PALM-TREE CHRISTIANS

‘The righteous shall flourish like the palm tree.’

Psalms 92:12

The characteristic thing about the palm-tree Christian, mentioned three times, is that he ‘shall flourish.’ To flourish means four things in such a connection: To grow luxuriantly, to increase and enlarge; to thrive and to be prosperous; to be prominent; and to be in a state of activity or production.

I. The palm-tree Christian grows luxuriantly.—In sandy wastes, arid, where other vegetation fails, the palm-tree flourishes. In spite of howling and devastating storms the cedar in Lebanon grows. The palm-tree Christian flourishes in circumstances that seem barren and hopeless to the worldly and the half-way Christian. His flourishing does not depend at all upon varying circumstances, but upon something that changes not.

II. The palm-tree Christian thrives and is prosperous.—The seasons run their changing round; but the palm-tree steadily, through all seasons, flourishes. The worldly and half-hearted Christians have seasons of flourishing and seasons of deadness; the palm-tree Christian grows steadily on, in revivals or when others wither, whether men commend or persecute, when fortune smiles and when fortune frowns.

III. The palm-tree Christian is prominent.—The palm overtops all other vegetation of its vicinage. So do palm-tree Christians stand out among their contemporaries and in history. The tall ones of history are either very wicked or else palm-tree saints. Half-devoted hearts, though numerous, are inconspicuous. A grove of palms in the desert, with tall, straight stems and fronded heads, looks like a temple of divinity.

IV. Palm-tree Christians are in a state of activity or production.—The Hindus say that the palm serves 360 different uses. A good date-palm will yield 300 pounds a year, besides the value of its leaves, its bark, its stem, its roots. The worldling and the worldly Christian have some good points, and many not so good. The palm-tree Christian is good through and through, and all his uses to the world are valuable. He is the light of the world and its saving salt and its fountain of life-giving water; God comes to men through all His words and ways, to bless them. He lasts. The date palm bears best when from thirty to one hundred years old, and perhaps a half-century more. The true child of God flourishes and brings forth fruit, even in old age.

V. Why are these things so?—Four reasons are given.

(1). The palm-tree Christian is planted, ‘trees of righteousness, the planting of the Lord.’ He is born again, transplanted from darkness to light.

(2) He is protected, ‘planted in the house of the Lord, flourish in the courts of our God.’ As Solomon planted palm-trees all about the temple walls, so God sets His friends in protection from destruction; He is around about them, their defence.

(3) He is deep-rooted.

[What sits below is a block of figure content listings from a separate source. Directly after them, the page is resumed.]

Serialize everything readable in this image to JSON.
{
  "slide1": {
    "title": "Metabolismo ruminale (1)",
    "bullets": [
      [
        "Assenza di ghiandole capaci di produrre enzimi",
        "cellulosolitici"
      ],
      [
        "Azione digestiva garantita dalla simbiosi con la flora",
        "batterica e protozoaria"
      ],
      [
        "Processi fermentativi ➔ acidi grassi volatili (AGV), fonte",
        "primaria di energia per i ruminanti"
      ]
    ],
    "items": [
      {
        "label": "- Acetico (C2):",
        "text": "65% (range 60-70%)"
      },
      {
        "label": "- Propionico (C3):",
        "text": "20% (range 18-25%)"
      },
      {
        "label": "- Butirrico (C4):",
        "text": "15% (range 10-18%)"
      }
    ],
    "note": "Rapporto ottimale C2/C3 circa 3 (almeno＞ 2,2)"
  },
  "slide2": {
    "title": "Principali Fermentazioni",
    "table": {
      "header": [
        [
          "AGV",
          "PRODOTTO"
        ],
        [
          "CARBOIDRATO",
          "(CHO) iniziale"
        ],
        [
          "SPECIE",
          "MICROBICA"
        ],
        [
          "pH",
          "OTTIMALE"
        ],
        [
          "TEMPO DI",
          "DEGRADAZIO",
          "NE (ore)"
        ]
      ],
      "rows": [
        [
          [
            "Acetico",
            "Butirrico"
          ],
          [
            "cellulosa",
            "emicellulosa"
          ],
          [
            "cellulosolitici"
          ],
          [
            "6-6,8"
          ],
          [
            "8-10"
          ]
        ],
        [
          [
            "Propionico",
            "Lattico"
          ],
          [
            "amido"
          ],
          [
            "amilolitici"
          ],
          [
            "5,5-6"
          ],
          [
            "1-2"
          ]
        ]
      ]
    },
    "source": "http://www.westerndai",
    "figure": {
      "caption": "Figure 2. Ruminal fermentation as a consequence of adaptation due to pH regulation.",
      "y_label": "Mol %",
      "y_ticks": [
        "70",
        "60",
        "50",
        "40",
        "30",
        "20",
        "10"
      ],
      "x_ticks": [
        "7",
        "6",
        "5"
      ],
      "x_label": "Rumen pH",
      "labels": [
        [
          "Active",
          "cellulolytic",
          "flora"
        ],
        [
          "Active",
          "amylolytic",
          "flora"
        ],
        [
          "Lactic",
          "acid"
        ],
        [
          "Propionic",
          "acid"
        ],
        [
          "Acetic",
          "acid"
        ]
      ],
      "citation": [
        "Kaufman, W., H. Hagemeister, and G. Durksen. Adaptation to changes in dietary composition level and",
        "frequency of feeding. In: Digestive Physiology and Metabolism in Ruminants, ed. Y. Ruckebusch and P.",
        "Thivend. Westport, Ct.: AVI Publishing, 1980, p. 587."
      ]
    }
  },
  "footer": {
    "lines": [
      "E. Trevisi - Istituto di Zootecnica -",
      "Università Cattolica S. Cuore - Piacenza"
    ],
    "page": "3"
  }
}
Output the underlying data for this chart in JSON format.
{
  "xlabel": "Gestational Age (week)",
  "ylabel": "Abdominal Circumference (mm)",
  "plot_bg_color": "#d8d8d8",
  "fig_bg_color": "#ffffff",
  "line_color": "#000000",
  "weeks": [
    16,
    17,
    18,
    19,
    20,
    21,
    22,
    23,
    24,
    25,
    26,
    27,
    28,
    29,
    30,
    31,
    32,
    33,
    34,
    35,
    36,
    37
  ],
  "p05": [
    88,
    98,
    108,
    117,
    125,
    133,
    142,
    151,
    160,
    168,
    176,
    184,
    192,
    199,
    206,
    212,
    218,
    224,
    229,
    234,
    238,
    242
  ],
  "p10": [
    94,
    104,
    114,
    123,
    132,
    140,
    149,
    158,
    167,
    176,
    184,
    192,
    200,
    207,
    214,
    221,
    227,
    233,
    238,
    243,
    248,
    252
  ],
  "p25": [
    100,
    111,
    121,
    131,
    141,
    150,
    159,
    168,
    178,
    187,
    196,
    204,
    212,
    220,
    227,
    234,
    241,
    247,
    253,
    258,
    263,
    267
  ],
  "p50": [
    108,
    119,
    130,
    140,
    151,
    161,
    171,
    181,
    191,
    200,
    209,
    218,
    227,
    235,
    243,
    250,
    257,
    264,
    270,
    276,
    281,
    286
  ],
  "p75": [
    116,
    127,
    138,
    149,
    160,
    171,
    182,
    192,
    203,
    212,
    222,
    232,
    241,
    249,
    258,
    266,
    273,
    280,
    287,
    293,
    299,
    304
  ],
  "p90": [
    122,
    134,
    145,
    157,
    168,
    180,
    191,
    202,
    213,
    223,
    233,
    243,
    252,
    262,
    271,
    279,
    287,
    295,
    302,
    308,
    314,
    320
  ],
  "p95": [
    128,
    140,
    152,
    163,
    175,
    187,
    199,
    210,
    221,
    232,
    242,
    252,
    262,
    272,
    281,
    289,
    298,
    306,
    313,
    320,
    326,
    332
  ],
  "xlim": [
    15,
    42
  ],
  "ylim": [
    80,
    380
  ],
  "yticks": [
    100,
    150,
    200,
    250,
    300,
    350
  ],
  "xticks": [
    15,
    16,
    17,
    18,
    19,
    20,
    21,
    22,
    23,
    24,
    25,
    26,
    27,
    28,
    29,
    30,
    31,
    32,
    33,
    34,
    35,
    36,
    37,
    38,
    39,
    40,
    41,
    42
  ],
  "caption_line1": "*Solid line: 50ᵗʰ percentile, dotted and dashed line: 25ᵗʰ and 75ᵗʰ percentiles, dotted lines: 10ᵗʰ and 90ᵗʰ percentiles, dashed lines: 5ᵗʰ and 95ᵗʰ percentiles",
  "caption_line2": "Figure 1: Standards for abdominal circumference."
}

The palm grows where other vegetation withers, because it strikes its roots down thirty feet, if need be, to find water. So the saint, deep-rooted and grounded in the love of God and man, finding living water when all earthly springs run dry.

(4) ‘To show that the Lord is upright.’ He is, of all men, most like his Maker, upright among the fallen and depraved and selfish, glorifying thus his God.

Illustration

‘As trees planted in the courts of the Oriental houses flourished under their shelter, so those who abode in God, and made a house of Him, should bring forth fruit in old age. The Bible takes hold of the crises of life, and lays down the challenge to try God by these. He is King at the flood-overwhelming periods, and trying times. When George Müller spoke in Carr’s-lane pulpit, over ninety years of age, the general remark was that he was full of sap—expecting all things, hoping all things, young in spirit.’